Tips and Advice,

EVICTION, ITS PROCESS, AND ITS CAUSES

Eviction is also referred to as ejection or even displacement. This is the removal of a tenant from rental property by the landlord through legal means and under the law. Also, it may involve the removal of persons from premises that were foreclosed by a mortgage. If a tenant does not voluntarily leave, a landlord must win an eviction lawsuit before a judge.

Different countries have different ways and eviction processes, and they differ depending on specific laws. The most common one includes:

  1. Issuing a notice to the tenant and any others residing there as well, telling them to get out. Here the landlord has to provide a written notice to the tenant called a notice to vacate. If the termination is without cause the tenant is given a longer period of time, in some U.S. states, a month or more.
  2. Filling a lawsuit to evict the tenant. This is if the tenant fails to leave the premises. Most jurisdictions do not allow a landlord to evict a tenant without legal action first. The lawsuit allows the landlord to regain possession of the property along with other damages and unpaid rents.
  3. This is the final process of eviction: removal from the property. If the tenant remains after a judge orders him out, sheriff’s deputies physically remove him and his belongings. Here the landlord obtains a writ of possession and takes it to the rightful officer. Then the officer puts a notice to the tenant and everyone living there that the officer will remove them. The tenant is set for a certain duration within which he should vacate. Deputy evictions are done through legal actions such as changing locks, removing items from the premises etc. Laws allow landlords to evict tenants who have long-term leases only if one of these are conditions met:
  • Failure to pay rent
  • Violation of the terms of the lease agreement by the tenant
  • Excessive damage caused to the rental property by the tenant or persons under the tenant’s control

For more information, you can click on this linkhttps://expressevictions.com/california-eviction-notices/30-day-notice-to-vacate/.

Shown below is a picture showing a family evicted from the premises.

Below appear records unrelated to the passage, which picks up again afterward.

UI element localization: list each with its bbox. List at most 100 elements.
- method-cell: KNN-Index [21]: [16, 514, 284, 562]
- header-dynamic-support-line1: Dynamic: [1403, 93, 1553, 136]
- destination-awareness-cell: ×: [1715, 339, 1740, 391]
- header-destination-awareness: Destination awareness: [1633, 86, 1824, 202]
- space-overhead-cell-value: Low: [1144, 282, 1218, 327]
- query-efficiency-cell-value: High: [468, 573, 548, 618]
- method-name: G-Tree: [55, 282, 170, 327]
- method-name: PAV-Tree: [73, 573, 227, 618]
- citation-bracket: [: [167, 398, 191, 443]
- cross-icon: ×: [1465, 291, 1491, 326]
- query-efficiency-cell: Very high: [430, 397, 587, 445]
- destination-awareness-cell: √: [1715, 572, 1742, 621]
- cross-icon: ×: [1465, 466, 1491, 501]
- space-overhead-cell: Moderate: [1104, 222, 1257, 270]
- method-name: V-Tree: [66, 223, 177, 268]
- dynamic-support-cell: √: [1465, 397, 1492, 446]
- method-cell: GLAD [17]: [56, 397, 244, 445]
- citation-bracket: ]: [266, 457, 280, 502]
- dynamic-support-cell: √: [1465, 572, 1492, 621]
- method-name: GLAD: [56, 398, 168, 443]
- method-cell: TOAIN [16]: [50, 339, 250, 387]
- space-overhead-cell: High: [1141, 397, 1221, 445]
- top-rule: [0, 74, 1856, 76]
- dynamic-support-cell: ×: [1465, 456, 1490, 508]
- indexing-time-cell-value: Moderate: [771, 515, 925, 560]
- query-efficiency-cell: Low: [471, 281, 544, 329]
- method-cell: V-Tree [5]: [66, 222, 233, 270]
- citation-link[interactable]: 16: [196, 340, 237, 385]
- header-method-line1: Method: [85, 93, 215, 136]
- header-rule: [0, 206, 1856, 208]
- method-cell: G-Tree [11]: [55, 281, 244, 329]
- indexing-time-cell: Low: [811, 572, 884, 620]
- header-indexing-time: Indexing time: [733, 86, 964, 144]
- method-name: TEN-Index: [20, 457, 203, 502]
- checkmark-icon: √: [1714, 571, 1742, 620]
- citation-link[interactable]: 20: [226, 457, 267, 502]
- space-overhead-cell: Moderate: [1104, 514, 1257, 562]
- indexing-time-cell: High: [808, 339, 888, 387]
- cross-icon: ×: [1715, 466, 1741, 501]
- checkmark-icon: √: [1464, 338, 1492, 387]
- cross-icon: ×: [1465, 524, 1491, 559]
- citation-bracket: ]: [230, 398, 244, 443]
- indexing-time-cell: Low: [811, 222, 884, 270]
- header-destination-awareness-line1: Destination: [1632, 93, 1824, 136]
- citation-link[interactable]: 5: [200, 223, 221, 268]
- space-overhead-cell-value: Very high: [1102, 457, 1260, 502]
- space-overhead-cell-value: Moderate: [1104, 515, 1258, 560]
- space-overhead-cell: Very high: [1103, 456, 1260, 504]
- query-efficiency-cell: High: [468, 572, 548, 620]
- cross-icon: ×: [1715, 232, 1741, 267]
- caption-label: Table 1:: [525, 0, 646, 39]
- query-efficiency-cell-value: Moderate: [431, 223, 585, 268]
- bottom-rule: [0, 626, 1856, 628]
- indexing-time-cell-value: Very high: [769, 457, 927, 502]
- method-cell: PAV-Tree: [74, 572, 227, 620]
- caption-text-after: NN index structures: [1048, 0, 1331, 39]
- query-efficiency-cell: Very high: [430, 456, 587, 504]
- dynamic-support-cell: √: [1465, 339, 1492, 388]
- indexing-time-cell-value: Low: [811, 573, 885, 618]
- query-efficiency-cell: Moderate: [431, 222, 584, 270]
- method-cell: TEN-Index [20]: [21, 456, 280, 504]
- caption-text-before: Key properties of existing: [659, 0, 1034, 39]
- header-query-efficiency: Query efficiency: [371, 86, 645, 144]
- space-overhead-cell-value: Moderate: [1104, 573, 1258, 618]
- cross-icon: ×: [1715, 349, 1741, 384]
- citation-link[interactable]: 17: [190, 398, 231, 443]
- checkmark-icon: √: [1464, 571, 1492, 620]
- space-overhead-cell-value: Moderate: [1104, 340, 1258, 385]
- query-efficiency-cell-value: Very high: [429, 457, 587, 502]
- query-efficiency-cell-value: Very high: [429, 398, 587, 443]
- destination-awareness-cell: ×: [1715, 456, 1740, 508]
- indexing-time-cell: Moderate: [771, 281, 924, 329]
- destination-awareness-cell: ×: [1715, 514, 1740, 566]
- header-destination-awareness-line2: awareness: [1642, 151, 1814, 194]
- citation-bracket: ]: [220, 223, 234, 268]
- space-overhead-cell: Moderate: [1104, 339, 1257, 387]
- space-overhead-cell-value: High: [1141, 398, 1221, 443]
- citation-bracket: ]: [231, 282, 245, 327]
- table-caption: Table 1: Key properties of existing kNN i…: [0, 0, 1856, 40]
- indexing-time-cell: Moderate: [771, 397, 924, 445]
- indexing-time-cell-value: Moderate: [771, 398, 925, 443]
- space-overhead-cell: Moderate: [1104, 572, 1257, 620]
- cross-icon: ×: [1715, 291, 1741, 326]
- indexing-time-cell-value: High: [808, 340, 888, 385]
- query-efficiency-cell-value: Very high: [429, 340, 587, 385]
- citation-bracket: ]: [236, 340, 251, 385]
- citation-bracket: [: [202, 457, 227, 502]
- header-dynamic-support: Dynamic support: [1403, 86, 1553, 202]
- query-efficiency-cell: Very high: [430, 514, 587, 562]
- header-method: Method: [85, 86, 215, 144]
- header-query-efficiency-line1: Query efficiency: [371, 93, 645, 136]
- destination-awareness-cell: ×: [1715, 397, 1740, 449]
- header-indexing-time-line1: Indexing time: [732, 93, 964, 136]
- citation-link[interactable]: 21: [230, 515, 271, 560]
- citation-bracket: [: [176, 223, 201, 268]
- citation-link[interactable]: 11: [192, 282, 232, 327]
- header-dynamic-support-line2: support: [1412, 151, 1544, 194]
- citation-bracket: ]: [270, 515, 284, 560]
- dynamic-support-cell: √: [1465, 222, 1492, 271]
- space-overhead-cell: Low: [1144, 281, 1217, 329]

For one to be displaced from a rental property there must be just cause, which could include:

*Failure to pay rent or late payment after a written warning more than four times a year

*If there is a need for renovations, demolition or conversion to nonresidential use

*Violation of a legal requirement, such as the number of occupants per house

*Drug or health and safety related crimes are committed on the property or environs

*The owners family is moving into the unit and no adequate units are available.

*If there are tenants employees who are no longer employees thus have to move

*When the tenants who live there live with the owner

A landlord may not evict tenants with long-term leases for renovations, demolition or personal use. He may ask tenants to leave, but he cannot force them out until the lease expires. In a month-to-month rental agreement, a landlord may if he gives 30 days’ notice or more.

The eviction comes in different ways. The first includes giving time for the tenant to pay the rent. In this instance, the tenant is given some time to pay their debts. The second form comes as a warning. The landlord assesses fees against the tenant, according to the lease or rental agreement, if they are late with rent. The landlord may also include fees for any uncouth behaviors delineated in the lease.

The warnings come in different forms. Either verbal and written, use of notices posted on an obvious place and by certified mail, or a landowner sending a process server to deliver the papers.

The last form of eviction is the hard eviction where the tenant is forcefully evicted from the premises. In this form, the landowner must involve the authorities to maintain order for uncooperating tenants. Eviction is a very embarrassing situation. Therefore it’s advisable that every tenant should follow the rules and regulations in the lease or rental agreements. By doing so, it keeps everyone at peace with each other.

Eviction comes at a price, and those involved should make sure that the rights of each party are protected, whether the landlord or tenant. A tenant with a bad record of tenancy might have difficulties when finding another unit to rent, while landlords with a record of chasing away tenants might find themselves in a tough spot in finding tenants. For both, if they can afford lawyers, it is best to avoid one-on-one encounters.

In an instance where one can prevent eviction, it is always advisable to do so to avoid trouble.